There are only a few certainties in life. And since 2008, Marvel delivering a good superhero movie is as certain as you can get. Captain Marvel is the 21st film in the Marvel Cinematic Universe movie franchise and while their track record will remain intact, it's the first movie where we felt that Marvel Studio's mastery of the superhero movie formula is starting to be a bad thing. 



Marvel still comes out with movies that surprise us from time to time. Guardians of the Galaxy was a breath of fresh air and Spiderman: Into the Spiderverse, while technically not part of the MCU, was the most refreshing superhero movie we’ve had in a long while. Captain Marvel was not one of those movies, though.


To be frank, it bordered on if-you’ve-seen-one-you’ve-seen-‘em-all territory. The impeccable CGI, the quirky choice of songs, the villain with misguided morals, the hero that overcomes—all these can be said about a handful of MCU movies that came before Captain Marvel. Marvel knows this formula works (DC can’t seem to figure it out completely, though) and while more of the same isn’t necessarily bad, it definitely does not lend itself to many memorable moments.


All the same tropes and devices that the MCU has so brilliantly explored all these years are present in Captain Marvel—which is to say nothing new is brought to the table. There were the obligatory plot twists but none that will stick with you after the reveal (there was one twist we saw coming from a mile away). The use of humor and plenty of '90s pop culture references were appreciated but hardly new since Guardians and Thor: Ragnarok. Then there was the premise of breaking barriers with Carol Danvers being the first female lead in the MCU (which was probably the one thing DC did first over Marvel). But this was no Black Panther and this is by no means a landmark film from a cultural or societal standpoint.


The material tried to play on Danvers being a woman and a human (which, apparently, in the grand scheme of the universe can be classified as a weakness), which is effective in theory and has worked in various forms in other MCU films before. But Captain Marvel tried too hard to push these conflicts on us when Danvers' womanhood and human-ness ultimately don’t matter when she is revealed to be such an unbeatable force (which is the same reason why we think there hasn’t been a great Superman movie, but that’s a completely different story). Fortunately, the cast in its entirety delivered a good enough performance that managed to make it all seem somewhat believable.

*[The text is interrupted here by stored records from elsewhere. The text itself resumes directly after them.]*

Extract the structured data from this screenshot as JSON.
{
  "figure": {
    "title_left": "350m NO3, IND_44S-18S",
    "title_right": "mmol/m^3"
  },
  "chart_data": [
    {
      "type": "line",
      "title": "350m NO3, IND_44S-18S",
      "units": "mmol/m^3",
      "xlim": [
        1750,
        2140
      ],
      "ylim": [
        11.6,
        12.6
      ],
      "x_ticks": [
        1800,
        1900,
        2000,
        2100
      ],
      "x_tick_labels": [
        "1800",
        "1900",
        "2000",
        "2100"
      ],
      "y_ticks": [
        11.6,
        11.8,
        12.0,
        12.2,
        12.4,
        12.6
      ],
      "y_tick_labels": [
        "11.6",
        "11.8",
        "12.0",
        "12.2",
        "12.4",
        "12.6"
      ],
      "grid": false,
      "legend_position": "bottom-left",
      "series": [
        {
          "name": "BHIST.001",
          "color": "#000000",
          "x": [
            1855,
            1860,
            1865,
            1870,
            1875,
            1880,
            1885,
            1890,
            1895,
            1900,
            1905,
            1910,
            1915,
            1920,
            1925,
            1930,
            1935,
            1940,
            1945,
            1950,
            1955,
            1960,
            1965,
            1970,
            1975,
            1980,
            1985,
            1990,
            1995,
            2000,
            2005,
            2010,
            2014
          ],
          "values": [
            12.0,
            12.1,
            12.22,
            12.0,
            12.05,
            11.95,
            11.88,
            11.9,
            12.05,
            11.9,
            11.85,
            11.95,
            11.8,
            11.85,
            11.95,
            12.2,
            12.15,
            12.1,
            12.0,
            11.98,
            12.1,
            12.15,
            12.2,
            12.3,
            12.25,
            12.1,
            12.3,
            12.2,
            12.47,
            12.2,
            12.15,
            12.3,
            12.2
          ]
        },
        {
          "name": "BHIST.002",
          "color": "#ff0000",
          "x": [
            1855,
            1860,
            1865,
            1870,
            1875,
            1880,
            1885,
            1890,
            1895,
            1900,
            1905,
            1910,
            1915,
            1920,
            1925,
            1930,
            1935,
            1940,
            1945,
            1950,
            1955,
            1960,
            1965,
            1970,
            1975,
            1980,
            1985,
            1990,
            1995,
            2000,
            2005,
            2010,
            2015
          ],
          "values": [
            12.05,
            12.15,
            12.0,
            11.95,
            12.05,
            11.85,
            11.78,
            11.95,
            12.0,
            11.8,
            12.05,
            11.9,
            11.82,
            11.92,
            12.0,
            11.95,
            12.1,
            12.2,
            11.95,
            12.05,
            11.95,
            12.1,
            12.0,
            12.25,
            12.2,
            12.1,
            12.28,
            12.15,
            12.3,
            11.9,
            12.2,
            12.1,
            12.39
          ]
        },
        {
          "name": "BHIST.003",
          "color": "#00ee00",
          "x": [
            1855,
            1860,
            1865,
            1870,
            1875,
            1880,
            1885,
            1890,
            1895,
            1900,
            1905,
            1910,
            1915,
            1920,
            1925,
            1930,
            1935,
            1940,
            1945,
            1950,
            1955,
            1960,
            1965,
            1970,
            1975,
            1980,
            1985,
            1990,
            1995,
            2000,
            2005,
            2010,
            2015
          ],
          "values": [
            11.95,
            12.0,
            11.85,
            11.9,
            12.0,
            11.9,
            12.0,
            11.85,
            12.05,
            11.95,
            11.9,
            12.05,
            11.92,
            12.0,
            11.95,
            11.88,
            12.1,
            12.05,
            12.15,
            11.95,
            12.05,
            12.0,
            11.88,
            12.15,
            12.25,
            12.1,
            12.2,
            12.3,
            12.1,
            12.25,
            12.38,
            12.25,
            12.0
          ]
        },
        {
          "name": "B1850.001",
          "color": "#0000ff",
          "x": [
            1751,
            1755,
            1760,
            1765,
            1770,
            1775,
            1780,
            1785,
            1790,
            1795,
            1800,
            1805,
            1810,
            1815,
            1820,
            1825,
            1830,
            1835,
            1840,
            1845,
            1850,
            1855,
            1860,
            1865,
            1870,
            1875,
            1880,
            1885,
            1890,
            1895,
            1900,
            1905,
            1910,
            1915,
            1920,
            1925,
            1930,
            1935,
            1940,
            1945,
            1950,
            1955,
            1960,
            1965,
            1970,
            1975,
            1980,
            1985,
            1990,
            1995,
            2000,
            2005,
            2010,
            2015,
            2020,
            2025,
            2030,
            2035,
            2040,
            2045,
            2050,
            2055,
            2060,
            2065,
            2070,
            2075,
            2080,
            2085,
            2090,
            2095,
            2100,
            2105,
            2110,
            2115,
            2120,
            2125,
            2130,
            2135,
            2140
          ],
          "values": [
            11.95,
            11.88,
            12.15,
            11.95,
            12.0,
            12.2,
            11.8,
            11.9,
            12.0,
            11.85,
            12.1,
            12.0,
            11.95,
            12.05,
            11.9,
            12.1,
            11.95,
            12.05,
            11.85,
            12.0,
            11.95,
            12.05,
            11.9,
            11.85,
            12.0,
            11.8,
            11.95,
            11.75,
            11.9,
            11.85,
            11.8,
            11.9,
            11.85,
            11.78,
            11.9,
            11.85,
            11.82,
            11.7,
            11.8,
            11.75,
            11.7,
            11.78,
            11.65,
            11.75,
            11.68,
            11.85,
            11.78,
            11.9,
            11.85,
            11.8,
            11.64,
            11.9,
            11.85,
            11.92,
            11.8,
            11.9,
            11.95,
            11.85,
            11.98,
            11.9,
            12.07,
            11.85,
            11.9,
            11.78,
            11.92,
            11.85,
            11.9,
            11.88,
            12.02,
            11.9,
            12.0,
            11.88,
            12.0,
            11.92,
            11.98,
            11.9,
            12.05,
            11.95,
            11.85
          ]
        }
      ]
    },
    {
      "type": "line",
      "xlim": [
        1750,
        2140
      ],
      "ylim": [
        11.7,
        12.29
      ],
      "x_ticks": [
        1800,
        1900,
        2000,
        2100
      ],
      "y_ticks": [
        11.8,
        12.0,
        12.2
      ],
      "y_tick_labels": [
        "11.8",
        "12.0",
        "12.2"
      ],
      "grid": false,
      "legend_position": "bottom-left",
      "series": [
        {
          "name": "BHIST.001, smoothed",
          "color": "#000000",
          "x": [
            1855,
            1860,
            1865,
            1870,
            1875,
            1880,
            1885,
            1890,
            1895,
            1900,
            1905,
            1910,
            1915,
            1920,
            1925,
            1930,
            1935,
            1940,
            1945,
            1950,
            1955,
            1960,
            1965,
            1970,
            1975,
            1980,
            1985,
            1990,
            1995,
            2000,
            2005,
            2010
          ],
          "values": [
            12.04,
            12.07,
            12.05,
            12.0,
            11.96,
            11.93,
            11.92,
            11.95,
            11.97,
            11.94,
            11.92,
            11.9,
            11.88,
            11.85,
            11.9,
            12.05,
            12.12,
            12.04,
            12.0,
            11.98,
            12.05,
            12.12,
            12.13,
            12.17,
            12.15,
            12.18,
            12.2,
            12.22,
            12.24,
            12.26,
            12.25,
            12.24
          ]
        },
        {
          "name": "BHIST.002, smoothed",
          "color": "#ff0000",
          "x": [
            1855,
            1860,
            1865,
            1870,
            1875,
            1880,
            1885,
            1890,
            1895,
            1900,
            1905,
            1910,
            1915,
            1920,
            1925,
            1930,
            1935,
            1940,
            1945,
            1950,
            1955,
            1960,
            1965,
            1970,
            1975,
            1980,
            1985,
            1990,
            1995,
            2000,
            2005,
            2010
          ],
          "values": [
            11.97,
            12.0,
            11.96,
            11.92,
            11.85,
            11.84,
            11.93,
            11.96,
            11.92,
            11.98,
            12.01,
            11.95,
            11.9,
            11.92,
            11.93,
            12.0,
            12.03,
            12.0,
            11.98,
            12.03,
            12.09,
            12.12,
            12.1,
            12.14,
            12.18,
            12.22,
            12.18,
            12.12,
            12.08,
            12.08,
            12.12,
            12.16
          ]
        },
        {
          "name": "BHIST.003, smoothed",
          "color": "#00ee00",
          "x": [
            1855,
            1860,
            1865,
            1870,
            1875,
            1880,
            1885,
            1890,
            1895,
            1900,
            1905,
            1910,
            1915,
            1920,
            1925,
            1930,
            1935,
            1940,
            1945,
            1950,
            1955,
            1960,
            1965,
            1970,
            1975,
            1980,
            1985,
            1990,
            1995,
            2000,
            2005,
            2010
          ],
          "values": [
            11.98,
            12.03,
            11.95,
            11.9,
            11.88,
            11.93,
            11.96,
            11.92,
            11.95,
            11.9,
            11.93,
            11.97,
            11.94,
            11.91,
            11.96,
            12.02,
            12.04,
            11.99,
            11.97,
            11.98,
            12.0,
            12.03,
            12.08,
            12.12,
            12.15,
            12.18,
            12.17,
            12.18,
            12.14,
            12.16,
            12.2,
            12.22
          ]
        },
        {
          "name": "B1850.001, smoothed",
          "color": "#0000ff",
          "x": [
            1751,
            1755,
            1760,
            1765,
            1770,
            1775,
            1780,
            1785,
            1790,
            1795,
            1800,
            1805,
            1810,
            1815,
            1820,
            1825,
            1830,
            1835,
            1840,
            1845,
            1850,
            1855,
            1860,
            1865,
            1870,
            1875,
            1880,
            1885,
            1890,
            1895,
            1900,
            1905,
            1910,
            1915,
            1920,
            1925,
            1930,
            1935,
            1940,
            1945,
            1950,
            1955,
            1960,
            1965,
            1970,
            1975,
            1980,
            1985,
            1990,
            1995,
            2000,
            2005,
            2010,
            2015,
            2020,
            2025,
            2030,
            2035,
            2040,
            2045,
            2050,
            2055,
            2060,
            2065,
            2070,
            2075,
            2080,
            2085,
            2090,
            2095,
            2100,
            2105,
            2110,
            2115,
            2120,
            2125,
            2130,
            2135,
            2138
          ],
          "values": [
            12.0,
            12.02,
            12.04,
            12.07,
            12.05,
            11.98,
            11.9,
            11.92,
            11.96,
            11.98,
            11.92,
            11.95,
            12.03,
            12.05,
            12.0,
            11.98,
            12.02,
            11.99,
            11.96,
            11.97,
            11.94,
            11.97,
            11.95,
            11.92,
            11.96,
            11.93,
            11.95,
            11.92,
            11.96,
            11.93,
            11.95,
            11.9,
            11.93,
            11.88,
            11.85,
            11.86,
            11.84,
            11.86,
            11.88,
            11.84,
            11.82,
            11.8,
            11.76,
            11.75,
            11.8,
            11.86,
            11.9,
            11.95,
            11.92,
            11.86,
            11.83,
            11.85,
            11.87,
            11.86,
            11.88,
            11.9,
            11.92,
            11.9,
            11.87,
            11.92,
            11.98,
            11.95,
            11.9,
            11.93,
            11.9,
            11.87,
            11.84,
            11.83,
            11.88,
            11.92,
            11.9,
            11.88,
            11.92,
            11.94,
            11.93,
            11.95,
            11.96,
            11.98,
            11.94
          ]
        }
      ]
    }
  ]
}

There's no doubt about it: Marvel wields its own genre-specific formula with surgical precision. And it does so again with Captain Marvel. But it’s the calculated moves brought about by such proficiency that cause this movie to suffer from a lack of something special. Marvel is at their best when they venture out of the box they've created for themselves. Captain Marvel is another good superhero(ine) flick from the MCU which fits squarely inside that box and, in being viewed within the context of the franchise it belongs to, unfortunately becomes quite generic. Aside from tying up a few story arcs (including minor ones such as how Nick Fury lost his eye) we see this movie as merely a front act for the Avengers: Endgame—a good front act we don’t mind seeing, but one that only serves to keep us satisfied until the main event.